Deutsche Bank CDS Trades
A quick instrument search allows me to find the name I am interested in.
And then search for trades in a date range, product and currency.
- Less than 10 trades a day up to 15th March
- A jump to 21 trades on 16th March
- Down to 8 trades on 17th March
- A jump to a high of 23 trades on 20th March
- (Recall Sunday 19th March was when Credit Suisse was taken over by UBS)
- Daily volumes remaining above 10 trades for the rest of the week
SEC public dissemination rules are consistent with FINRA TRACE for US Corporate Bonds, so trade sizes are only disclosed up to $5million gross notional (or equivalent in EUR of 4.6million). Let’s chart the split between capped and standard.
Showing Capped trade counts for trades above $5million and Standard as below $5million.
What stands out is the big jump in standard (smaller) trades from 20th March onwards, meaning interest and activity in trading this name.
Let’s now look at the data in gross notional terms.
Showing the even more pronunced jump on 16th March, with at least €100 million of gross notional and given that only €3million is from 1 standard trade and €94 million from 20 capped trades, the volume on this day would have been significantly higher as market particpants sought to buy or sell protection on Deutsche Bank.
Friday 24th March, the day highlighted in the Bloomberg article, in contrast has 9 standard trades totalling €22 million and 8 capped trades of €37 million.
Publicly disseminated information on these CDS trades, includes the common fields we have come to expect in US transparency e.g. execution time, product identifier, underlying asset id, maturity date, notional and price.
Unfortunately as Chris pointed out in his recent Credit Suisse & UBS Live Blog, the price information published is lacking.
For the 17 trades executed on 24th March, we see:
- All have a coupon of 1%
- 14 are 5Y (Jun-28), 2 are 2Y (Dec-24) and 1 is 18m (Jun-24)
- 11 have a cash amount in the Other Payment Amount field
- 6 have nothing in this field and no spread price either
In theory, I should be able to take the cash amount and convert to a running or upfront Credit Spread using the ISDA CDS Standard Model.
Unfortunately looking at the data, there are a lot of open questions, e.g. is the cash amount adjusted to the capped notional threshold of €4.6 million or not? A quick look shows a few standard 5Y trades with the cash amount as 0.17 of notional but the capped ones have much lower ratios of 0.05, 0.09 or 0.1, suggesting that the cash payment is not adjusted down for the disclosed notional.
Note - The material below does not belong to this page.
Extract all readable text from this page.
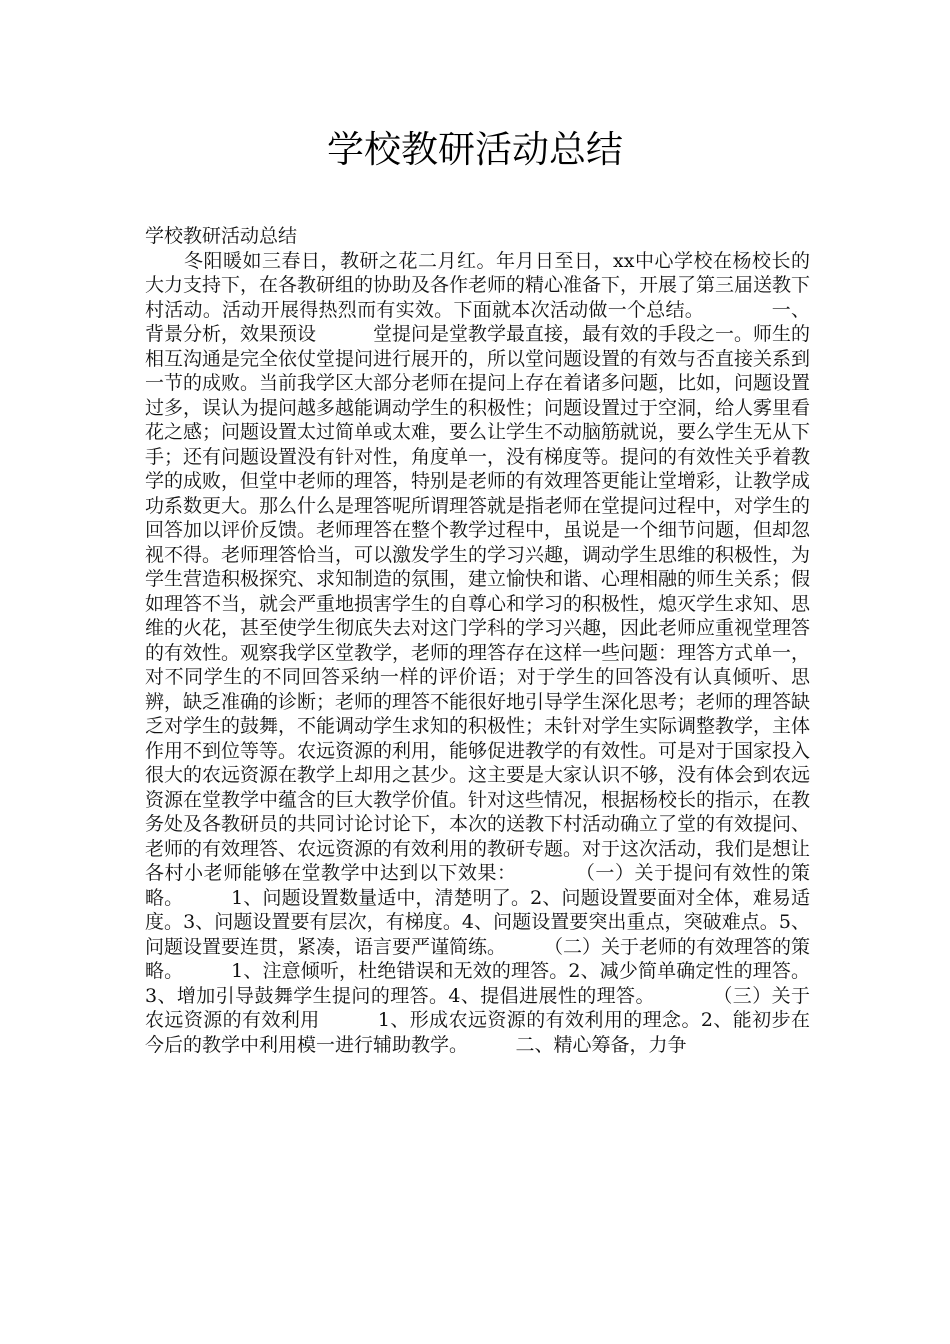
学校教研活动总结
学校教研活动总结
　　冬阳暖如三春日，教研之花二月红。年月日至日，xx中心学校在杨校长的大力支持下，在各教研组的协助及各作老师的精心准备下，开展了第三届送教下村活动。活动开展得热烈而有实效。下面就本次活动做一个总结。　　　　一、背景分析，效果预设　　　堂提问是堂教学最直接，最有效的手段之一。师生的相互沟通是完全依仗堂提问进行展开的，所以堂问题设置的有效与否直接关系到一节的成败。当前我学区大部分老师在提问上存在着诸多问题，比如，问题设置过多，误认为提问越多越能调动学生的积极性；问题设置过于空洞，给人雾里看花之感；问题设置太过简单或太难，要么让学生不动脑筋就说，要么学生无从下手；还有问题设置没有针对性，角度单一，没有梯度等。提问的有效性关乎着教学的成败，但堂中老师的理答，特别是老师的有效理答更能让堂增彩，让教学成功系数更大。那么什么是理答呢所谓理答就是指老师在堂提问过程中，对学生的回答加以评价反馈。老师理答在整个教学过程中，虽说是一个细节问题，但却忽视不得。老师理答恰当，可以激发学生的学习兴趣，调动学生思维的积极性，为学生营造积极探究、求知制造的氛围，建立愉快和谐、心理相融的师生关系；假如理答不当，就会严重地损害学生的自尊心和学习的积极性，熄灭学生求知、思维的火花，甚至使学生彻底失去对这门学科的学习兴趣，因此老师应重视堂理答的有效性。观察我学区堂教学，老师的理答存在这样一些问题：理答方式单一，对不同学生的不同回答采纳一样的评价语；对于学生的回答没有认真倾听、思辨，缺乏准确的诊断；老师的理答不能很好地引导学生深化思考；老师的理答缺乏对学生的鼓舞，不能调动学生求知的积极性；未针对学生实际调整教学，主体作用不到位等等。农远资源的利用，能够促进教学的有效性。可是对于国家投入很大的农远资源在教学上却用之甚少。这主要是大家认识不够，没有体会到农远资源在堂教学中蕴含的巨大教学价值。针对这些情况，根据杨校长的指示，在教务处及各教研员的共同讨论讨论下，本次的送教下村活动确立了堂的有效提问、老师的有效理答、农远资源的有效利用的教研专题。对于这次活动，我们是想让各村小老师能够在堂教学中达到以下效果：　　　　（一）关于提问有效性的策略。　　　1、问题设置数量适中，清楚明了。2、问题设置要面对全体，难易适度。3、问题设置要有层次，有梯度。4、问题设置要突出重点，突破难点。5、问题设置要连贯，紧凑，语言要严谨简练。　　　（二）关于老师的有效理答的策略。　　　1、注意倾听，杜绝错误和无效的理答。2、减少简单确定性的理答。3、增加引导鼓舞学生提问的理答。4、提倡进展性的理答。　　　　（三）关于农远资源的有效利用　　　1、形成农远资源的有效利用的理念。2、能初步在今后的教学中利用模一进行辅助教学。　　　二、精心筹备，力争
Given more time, it may be possible to make sense of the price information, unfortunately I don’t have time before my publication deadline today. But why it is not correct and useful in the public data in the first place, is annoying.
The Single Bet
To isolate a trade that could have caused an abrupt move in the pricing of CDS Spreads on Deutsche Bank and knock-on effects on other markets, we would expect to see one or more large notional trades at prices much wider than other trades that day or prior days.
Given the capped notional rules of €4.6 million, we have 8 candidate trades that could be signficiantly larger than this notional, as it is unlikely that single trade close to this size would fuel a sell-off. For instance we have seen similar and high volumes on prior days, in particular 16th March.
To boot the lack of clean price information, means we cannot categorically spot a trade at a wider spread than others that day.
The mystery remains on which trade and did it really fuel a sell-off.
In times of uncertainity, there is a greater fear that someone knows more than you, which can fuel a tendency to overreact to reports of large trades. We cannot say if that happened in this case, one for journalists to corroborate with traders.
I would echo the sentiments of the Bloomberg article in that we need better transparency in single name CDS.
The SEC SBSDRs are very close in providing this with near real-time dissemination of key information on executed trades.
We just need a few improvements in data quality to get there.